Considerations include having two services on Sunday morning, the first at 9 o’clock, which will be mainly for elderly adults.

“After the service, we will clean and clean the auditorium and then at 10:30 we will open the door for our regular service time,” Hall said. The second service will also be broadcast online via social media.

To adhere to social distance during church services, Hall said that seats would be in every other row while encouraging families to sit together.

“We will not have our regular greetings or pass the offering plate, and we will encourage people to keep their social distance,” Hall said. “We will have masks available and provide hand sanitizers, and will not have child care or children’s churches.”

Father Hall said that, at the moment, no specific activities are planned, although “we allow some Bible study groups to begin meeting with some controls to maintain security for our people.”

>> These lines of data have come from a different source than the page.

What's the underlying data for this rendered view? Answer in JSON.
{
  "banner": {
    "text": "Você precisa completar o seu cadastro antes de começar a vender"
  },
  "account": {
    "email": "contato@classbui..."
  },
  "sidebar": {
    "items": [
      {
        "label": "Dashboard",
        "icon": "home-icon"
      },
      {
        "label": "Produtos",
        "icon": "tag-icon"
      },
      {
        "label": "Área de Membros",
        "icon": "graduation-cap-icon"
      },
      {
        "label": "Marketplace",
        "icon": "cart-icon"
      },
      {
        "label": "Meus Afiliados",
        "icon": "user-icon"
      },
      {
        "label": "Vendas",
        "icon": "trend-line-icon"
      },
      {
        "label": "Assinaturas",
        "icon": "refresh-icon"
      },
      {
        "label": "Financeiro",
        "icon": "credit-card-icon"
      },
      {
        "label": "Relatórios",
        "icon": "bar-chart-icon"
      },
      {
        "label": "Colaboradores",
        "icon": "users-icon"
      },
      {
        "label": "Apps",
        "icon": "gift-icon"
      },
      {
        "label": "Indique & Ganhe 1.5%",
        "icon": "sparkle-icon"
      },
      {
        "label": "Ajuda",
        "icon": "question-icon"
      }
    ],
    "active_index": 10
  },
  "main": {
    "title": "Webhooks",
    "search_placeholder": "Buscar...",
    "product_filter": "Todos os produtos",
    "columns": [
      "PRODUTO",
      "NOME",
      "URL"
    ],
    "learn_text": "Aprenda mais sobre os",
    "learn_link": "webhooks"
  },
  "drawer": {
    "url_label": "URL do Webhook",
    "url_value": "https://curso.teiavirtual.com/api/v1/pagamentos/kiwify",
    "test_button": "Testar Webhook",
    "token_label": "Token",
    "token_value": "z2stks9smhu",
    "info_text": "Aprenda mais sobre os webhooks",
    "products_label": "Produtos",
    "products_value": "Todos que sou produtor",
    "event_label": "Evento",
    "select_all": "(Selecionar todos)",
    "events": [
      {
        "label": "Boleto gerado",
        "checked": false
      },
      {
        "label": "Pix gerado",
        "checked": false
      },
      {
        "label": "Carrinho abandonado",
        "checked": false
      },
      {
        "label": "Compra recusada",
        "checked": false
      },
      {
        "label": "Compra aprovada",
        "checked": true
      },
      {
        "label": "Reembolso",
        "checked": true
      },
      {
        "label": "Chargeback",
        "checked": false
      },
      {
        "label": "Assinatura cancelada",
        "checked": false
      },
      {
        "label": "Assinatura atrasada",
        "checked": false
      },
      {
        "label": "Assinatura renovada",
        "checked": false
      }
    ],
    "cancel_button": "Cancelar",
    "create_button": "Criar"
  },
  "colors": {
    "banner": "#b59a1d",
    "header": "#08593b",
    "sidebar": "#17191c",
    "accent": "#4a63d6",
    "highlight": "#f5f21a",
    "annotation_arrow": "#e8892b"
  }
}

West Side Christian Church plans to reopen are scheduled for May 31. West Side will resume their Facebook Live services on May 3 and May 10. On May 17 and May 24, their plan was for the worshipers to remain in their car in the western parking lot. many churches. Residents are asked to wear masks. Sanitizers will be provided, and social distances on different benches will be observed.

Duncan’s First Presbyterian Church plans to open their doors on May 10. They are still exploring what services are like, but plan to continue efforts to maintain social distance and carry out safe health practices. Awareness of the use of face masks and to maintain social distance guidelines will be overcome. The first Presbyterians plan to restart their Bible studies on Wednesday, May 13 and Sunday school on May 17.

Under Stitt’s orders, people aged 65 years and over and people of all ages with an underlying medical condition may not go to church but join virtually if possible.